I found How to Survive on Land and Sea at a book sale. I paid twenty-five cents for this United States Naval Institute publication which was first written in 1943. It has 365 glossy pages and a table of contents to make any survivalist drool.
Check it out:
1. Survival Hints-subtopics include Think before acting and testing food.
2. Orientation and Traveling- among many other enthralling subjects, Keeping a course, detours, base lines, concealment, quagmires, mountain snowfields...
5. Wild Animal food-details ten different ways to catch fish, a ton of traps and dead fall configurations.

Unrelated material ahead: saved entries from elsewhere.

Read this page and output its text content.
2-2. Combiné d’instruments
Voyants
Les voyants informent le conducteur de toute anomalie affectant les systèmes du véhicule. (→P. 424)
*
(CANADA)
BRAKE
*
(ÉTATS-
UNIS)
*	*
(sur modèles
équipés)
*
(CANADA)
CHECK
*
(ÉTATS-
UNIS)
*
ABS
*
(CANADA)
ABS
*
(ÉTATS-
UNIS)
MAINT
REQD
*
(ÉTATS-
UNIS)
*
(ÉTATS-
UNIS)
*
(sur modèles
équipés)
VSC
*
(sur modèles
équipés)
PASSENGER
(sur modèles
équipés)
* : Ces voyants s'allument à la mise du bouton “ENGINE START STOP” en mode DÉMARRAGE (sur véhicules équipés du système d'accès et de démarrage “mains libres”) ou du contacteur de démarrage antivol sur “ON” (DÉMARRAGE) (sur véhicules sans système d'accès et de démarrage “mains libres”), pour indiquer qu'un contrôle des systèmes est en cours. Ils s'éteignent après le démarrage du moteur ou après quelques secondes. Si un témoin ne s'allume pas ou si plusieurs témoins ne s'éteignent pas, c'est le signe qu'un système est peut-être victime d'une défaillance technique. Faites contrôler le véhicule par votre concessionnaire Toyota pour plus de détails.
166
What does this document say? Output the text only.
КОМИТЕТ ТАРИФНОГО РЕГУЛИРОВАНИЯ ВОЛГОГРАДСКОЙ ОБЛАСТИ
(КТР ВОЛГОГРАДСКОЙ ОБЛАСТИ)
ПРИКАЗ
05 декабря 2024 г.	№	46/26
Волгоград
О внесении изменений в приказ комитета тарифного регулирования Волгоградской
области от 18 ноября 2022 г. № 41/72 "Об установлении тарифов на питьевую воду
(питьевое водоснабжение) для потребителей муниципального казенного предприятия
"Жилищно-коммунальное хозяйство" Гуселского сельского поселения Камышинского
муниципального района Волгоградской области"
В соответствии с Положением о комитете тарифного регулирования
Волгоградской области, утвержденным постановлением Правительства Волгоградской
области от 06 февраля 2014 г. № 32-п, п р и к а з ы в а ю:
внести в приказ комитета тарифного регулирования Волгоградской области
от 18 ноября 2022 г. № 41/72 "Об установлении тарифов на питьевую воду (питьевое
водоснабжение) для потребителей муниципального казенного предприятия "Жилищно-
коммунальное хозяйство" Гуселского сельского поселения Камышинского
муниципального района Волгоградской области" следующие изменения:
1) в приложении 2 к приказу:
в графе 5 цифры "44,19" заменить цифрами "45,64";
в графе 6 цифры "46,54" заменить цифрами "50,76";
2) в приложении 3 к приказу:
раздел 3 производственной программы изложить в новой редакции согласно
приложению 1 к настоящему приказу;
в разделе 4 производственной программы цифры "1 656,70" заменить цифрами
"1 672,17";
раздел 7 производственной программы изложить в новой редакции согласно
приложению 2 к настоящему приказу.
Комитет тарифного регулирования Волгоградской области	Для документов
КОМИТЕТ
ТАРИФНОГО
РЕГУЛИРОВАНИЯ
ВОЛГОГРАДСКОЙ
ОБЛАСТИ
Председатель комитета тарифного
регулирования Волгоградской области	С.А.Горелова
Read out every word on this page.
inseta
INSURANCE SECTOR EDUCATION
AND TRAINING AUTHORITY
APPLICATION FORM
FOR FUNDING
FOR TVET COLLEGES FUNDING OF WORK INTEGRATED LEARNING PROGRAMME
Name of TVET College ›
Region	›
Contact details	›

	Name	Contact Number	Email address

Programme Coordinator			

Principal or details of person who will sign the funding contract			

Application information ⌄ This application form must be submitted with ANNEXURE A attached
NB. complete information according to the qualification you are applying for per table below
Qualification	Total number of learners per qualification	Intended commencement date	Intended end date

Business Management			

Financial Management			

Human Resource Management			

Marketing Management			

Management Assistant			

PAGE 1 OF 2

10. Nuclear, Biological and Chemical Warfare-the latest revision on this work was in 1968 and I realize much of our weapon sophistication occurred post Vietnam. However, I look forward to reading a survival manual written from a Nation-at-War point of view. We had sailors surviving 84 days on a raft. This is not just theory, or camera friendly stuff.
Complete with scores of diagrams, real life photos of high sea survivors, lesson plans and lecture themes, this volume seems to have it all.
One of my favorite excepts after initial perusal is found on page 144:
High moral will bring you through. Without it you may fail. Living without equipment in an open boat on the high seas is the severest test of morale. Don't' let your thoughts and imagination become your greatest enemy. Keep fishing and experimenting to the limit, for activity is the best cure for depression.
Remember: "Life's battles do not always go
To the stronger or faster man,
But sooner of later the man who wins,
Is the man who thinks he can.
If you decide to hunt this publication down, the Library of Congress Catalog number is 57-21769. Prepared by Frank C. Craighead, JR. PhD. and John J. Craighead, PhD, Wildlife Biologists, United States Fish and Wildlife Service.